3033 Fifth Ave Ste 100
San Diego, CA 92103
22. GDPR OBLIGATIONS. If you (1) are established in the European Union (“Union”), (2) offer goods or services to data subjects in the Union (whether or not they have to pay anything), or (3) monitor the behavior of any individuals that occurs in the Union, then you must comply with the provisions of the GDPR with respect to your use of the Services. Without limiting the generality of the foregoing, you must:
1. Obtain the consent of any data subject about whom you gather any personal data (as that term is defined in the GDPR using the Services, unless you have established that you are authorized to process information about such data subject under another lawful basis (such as a legitimate interest or contractual basis for processing such information). The consent you obtain must be clear and in compliance with the provisions of the GDPR;
2. Use the personal data you obtain using the Services only for the purposes for which consent is given or for other purposes allowed by the GDPR;
3. Notify us immediately if any data subject makes a complaint regarding your use of their personal data; and
4. Comply with any reasonable request we may make regarding compliance with the GDPR and cooperation with any applicable data protection authority.

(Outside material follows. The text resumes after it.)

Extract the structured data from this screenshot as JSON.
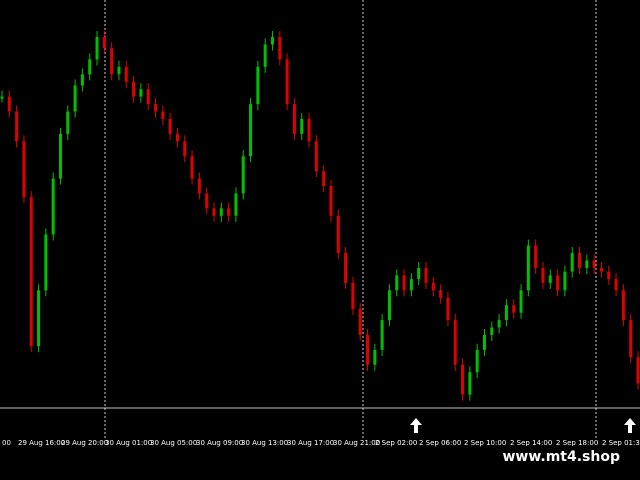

23. PRICING. We reserve the right to increase or decrease your fees for the Services by providing you with thirty (30) days prior notice. To notify you of such an upcoming fee increase or decrease, we may post the revised fees on our website, or we may notify you directly in writing (email acceptable). Notwithstanding the foregoing, if you are under a Services subscription term that is longer than thirty (30) days, and if we notify you of an increase in your fees for those Services during that subscription term, the increased fees will only become effective when your subscription term ends. For example, if you are under a twelve (12) month subscription term for certain Services and we notify you of an increase in the fees for those Services in the fourth month of your subscription term, your fees will remain unchanged during the remaining eight months of your subscription term, and the increased fees will only become effective at the end of that subscription term.